Little Rock A half dozen people gathered in the Atlanta heat under a gazebo at Capital Gateway Apartments, an Integral managed project. The issues weren’t unusual. In fact, the issues were too common: mold, slow to no maintenance, security, and rents themselves. The ACORN Tenants Union in Atlanta had heard all of these issues and more at the first Integral complex ATU had organized at Ashley Collegetown. Complaints signed by the tenants had been filed with the health department and the housing agency. Covid has allowed municipal employees to work remotely, but even when ATU followed with a certified letter, there was still no response. Now another complex will pile on its complaints and ATU will plan to increase the pressure when they meet together in coming weeks. ATU follows the checklist to give management and city enforcement no choice but to respond, but given the few rights that tenants have in Georgia – and most of the South – the tenants are the only ones following the rules.
Tenants are stuck between a rock and a hard place. Average rents are more than $1500 per month in Atlanta, and even starting units are about that level in these Integral complexes. As Langston Hughes wrote, they, like the poet, “wish the rent were heaven-sent.” Incomes and rents don’t match, and worse, given the affordable housing shortage tenants lack a viable threat of exit.

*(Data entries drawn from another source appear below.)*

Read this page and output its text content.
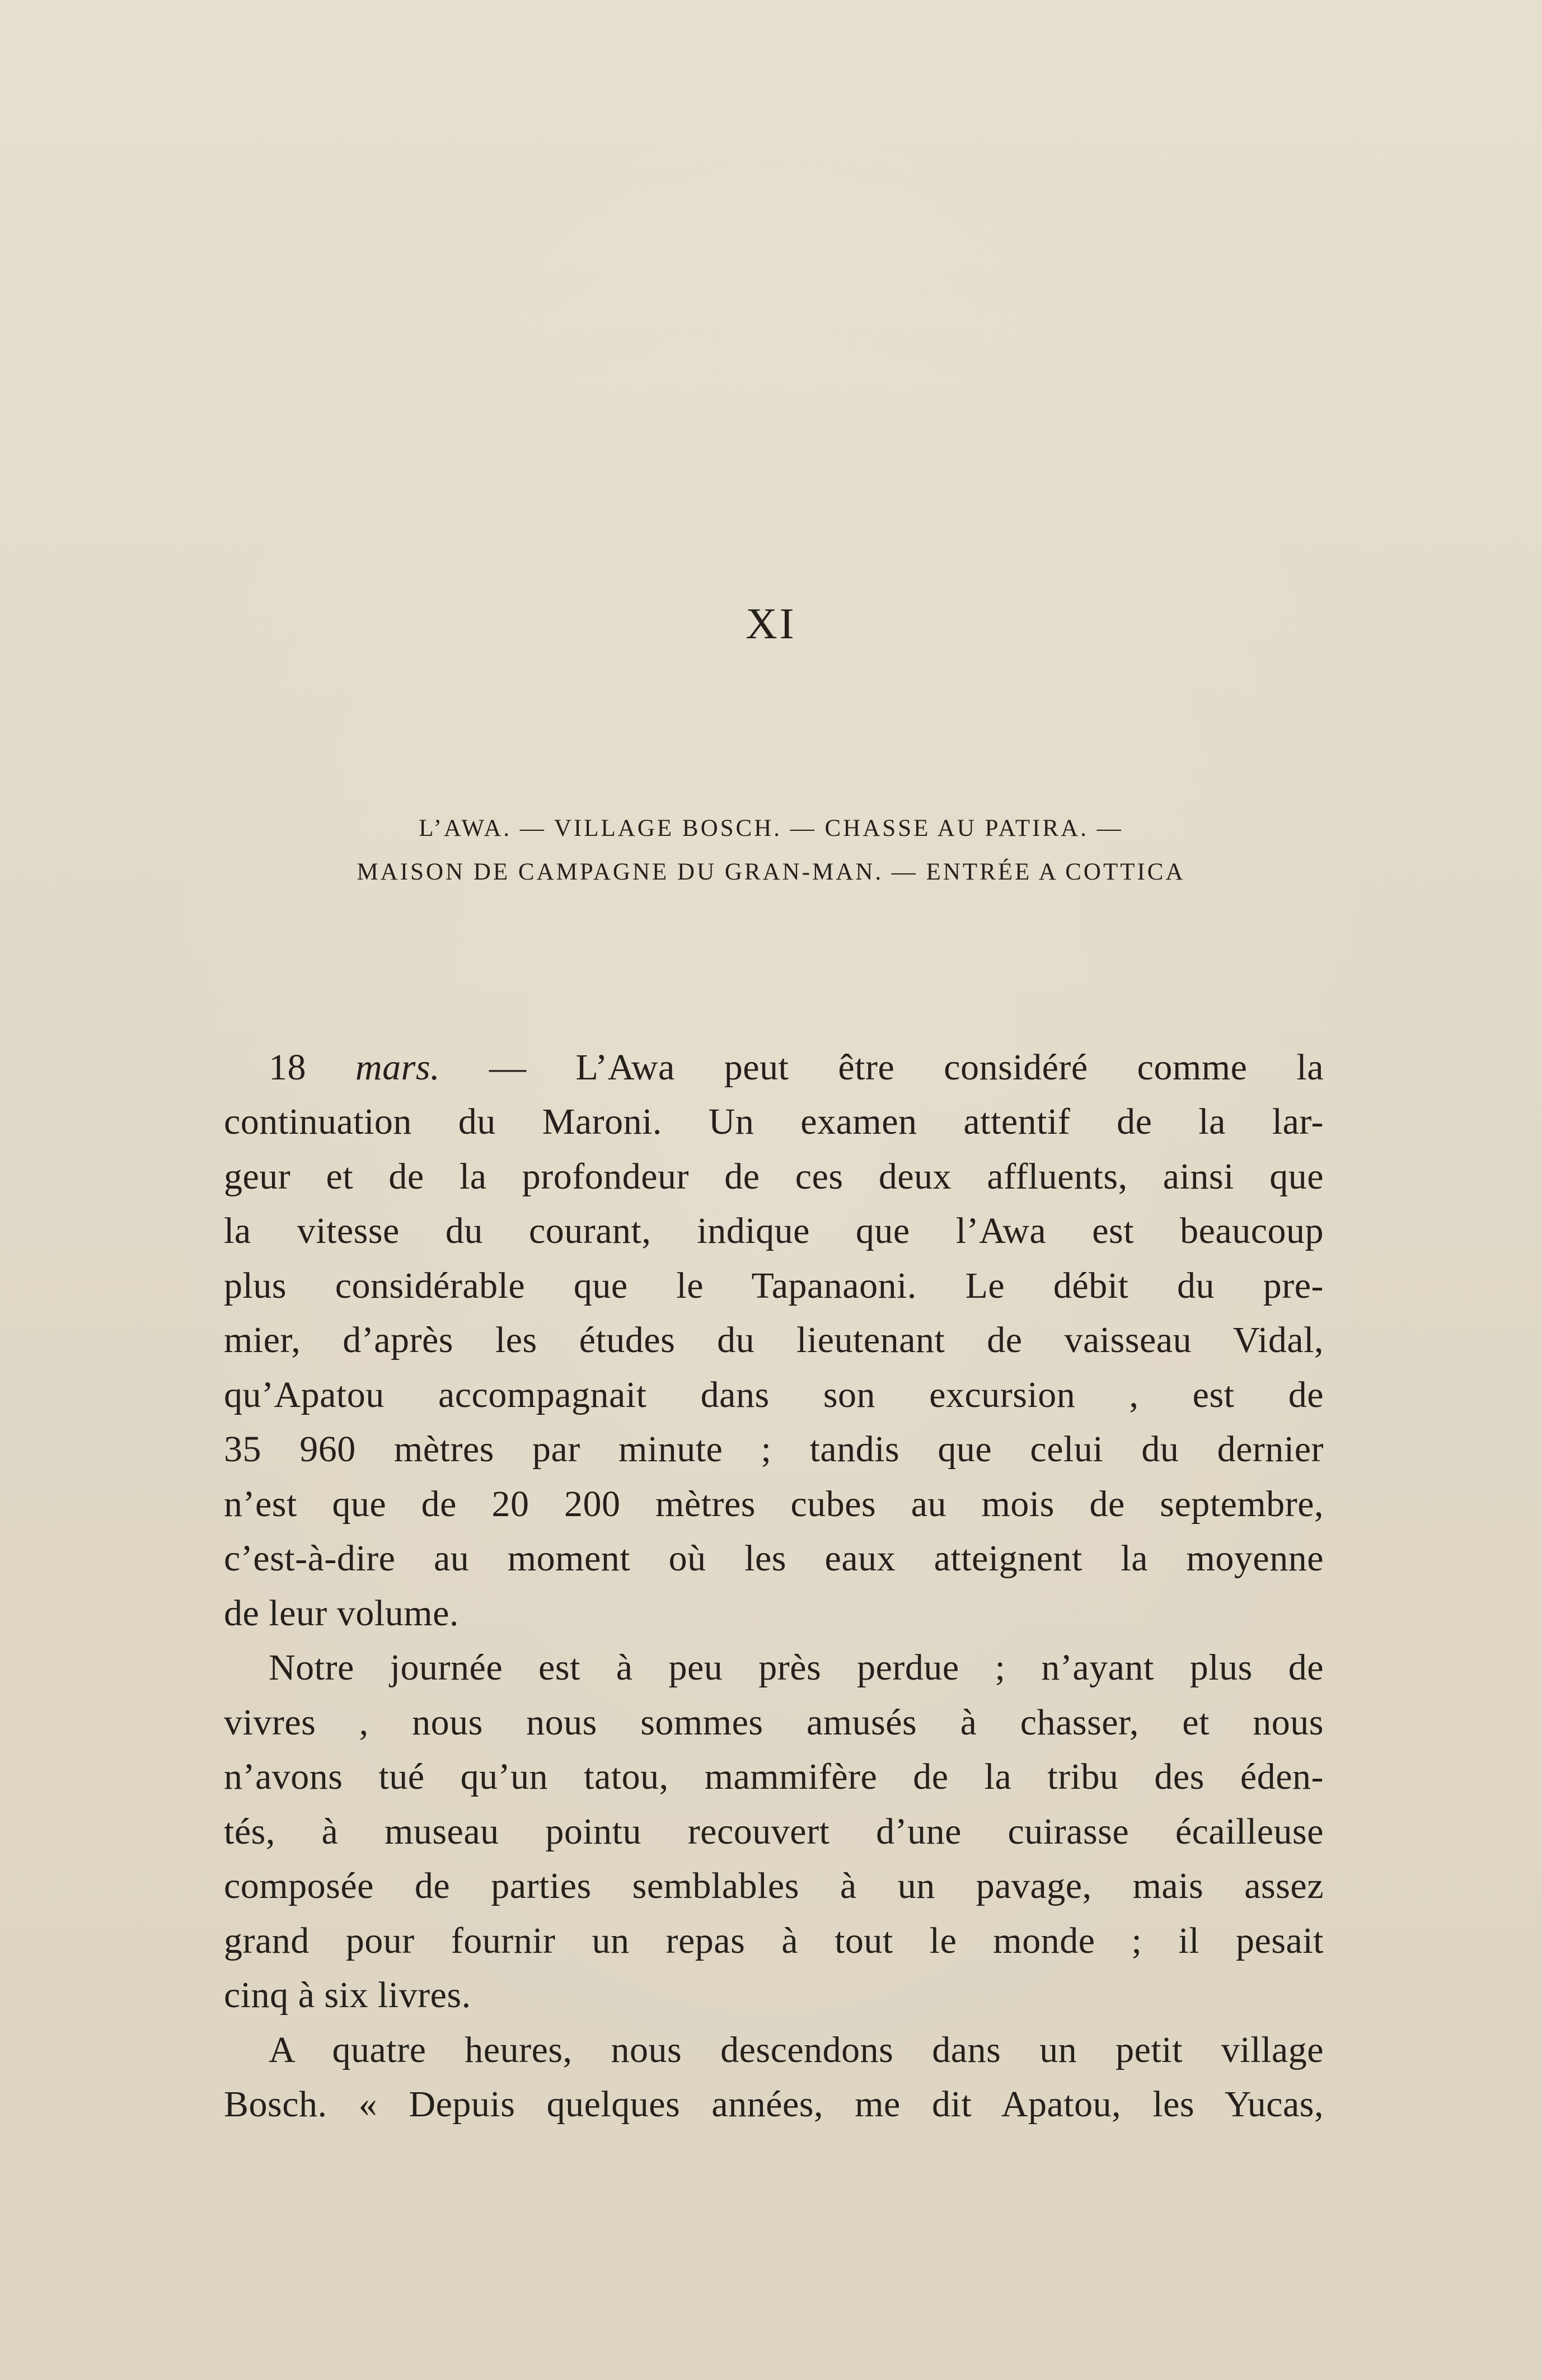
XI
L’AWA. — VILLAGE BOSCH. — CHASSE AU PATIRA. —
MAISON DE CAMPAGNE DU GRAN-MAN. — ENTRÉE A COTTICA
18 mars. — L’Awa peut être considéré comme la
continuation du Maroni. Un examen attentif de la lar-
geur et de la profondeur de ces deux affluents, ainsi que
la vitesse du courant, indique que l’Awa est beaucoup
plus considérable que le Tapanaoni. Le débit du pre-
mier, d’après les études du lieutenant de vaisseau Vidal,
qu’Apatou accompagnait dans son excursion , est de
35 960 mètres par minute ; tandis que celui du dernier
n’est que de 20 200 mètres cubes au mois de septembre,
c’est-à-dire au moment où les eaux atteignent la moyenne
de leur volume.
Notre journée est à peu près perdue ; n’ayant plus de
vivres , nous nous sommes amusés à chasser, et nous
n’avons tué qu’un tatou, mammifère de la tribu des éden-
tés, à museau pointu recouvert d’une cuirasse écailleuse
composée de parties semblables à un pavage, mais assez
grand pour fournir un repas à tout le monde ; il pesait
cinq à six livres.
A quatre heures, nous descendons dans un petit village
Bosch. « Depuis quelques années, me dit Apatou, les Yucas,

Worse, the Supreme Court by a wide majority has now ruled against the latest Biden administration eviction moratorium, so hundreds of thousands across the country may face immediate eviction. Many of course are already caught in the system which could ensnare millions in the wake of the ongoing pandemic.

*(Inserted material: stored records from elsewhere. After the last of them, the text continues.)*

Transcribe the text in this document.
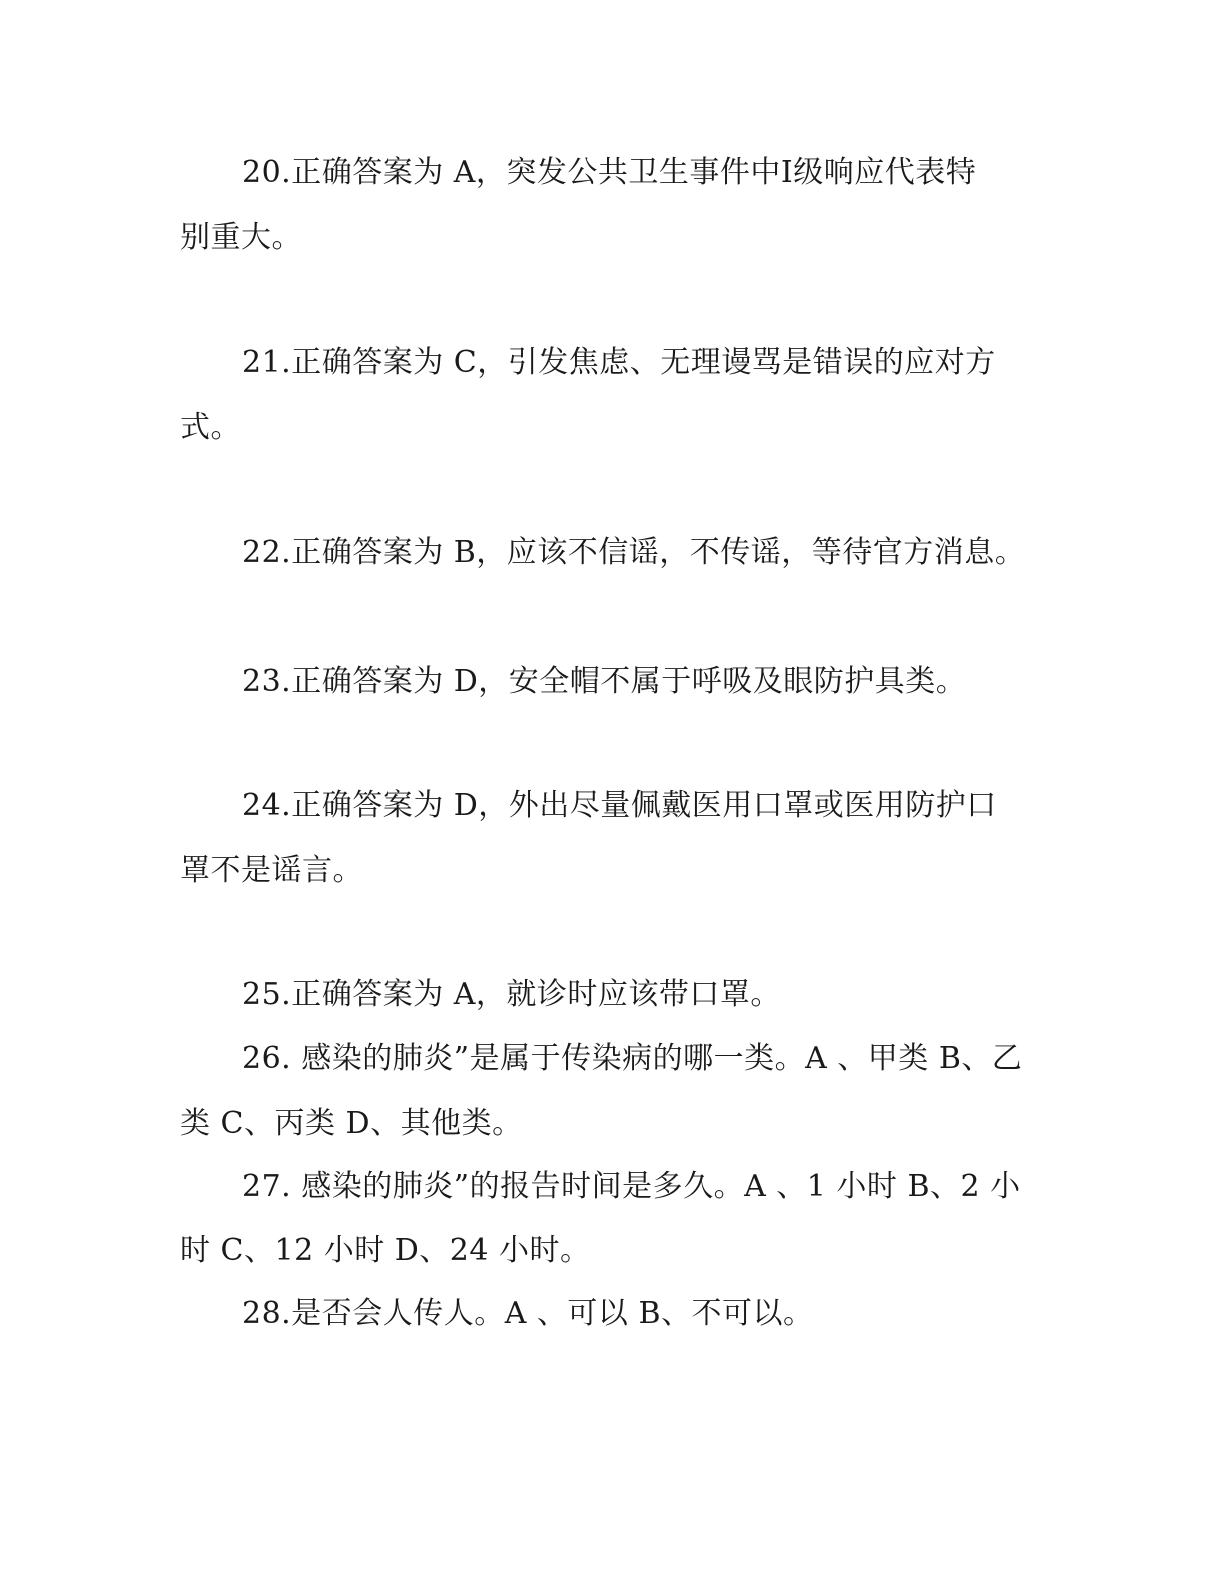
20.正确答案为 A，突发公共卫生事件中Ⅰ级响应代表特
别重大。
21.正确答案为 C，引发焦虑、无理谩骂是错误的应对方
式。
22.正确答案为 B，应该不信谣，不传谣，等待官方消息。
23.正确答案为 D，安全帽不属于呼吸及眼防护具类。
24.正确答案为 D，外出尽量佩戴医用口罩或医用防护口
罩不是谣言。
25.正确答案为 A，就诊时应该带口罩。
26. 感染的肺炎”是属于传染病的哪一类。A 、甲类 B、乙
类 C、丙类 D、其他类。
27. 感染的肺炎”的报告时间是多久。A 、1 小时 B、2 小
时 C、12 小时 D、24 小时。
28.是否会人传人。A 、可以 B、不可以。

At Capital Gateway, I heard the committee talk about the minimum standards of habitability supposedly guaranteed to all tenants in Atlanta, but given the lack of response what is that standard really worth? In Little Rock, for example, a 1993 ordinance mandated inspections, but with only a handful of inspectors, it would take years for all of the routes to be run with only 40,000 units in this much smaller city. In Toronto, ACORN fought for more than a decade before winning landlord licensing where the fees allowed a huge increase of inspectors there. In the European Union, all housing units are classified based on habitability, and ACORN’s French affiliate worked to win a 2025 commitment of retrofits and upgrades enforced on all lower-ranked housing.
From city to city, country to country, it becomes clear that even after all of these years, there is no real reckoning by public authorities on what needs to be done to allow even minimum protections for vulnerable families and basic rights for tenants as part of their side of the rental bargain. Tenants are organizing, but it’s a long road with way too many stoplights.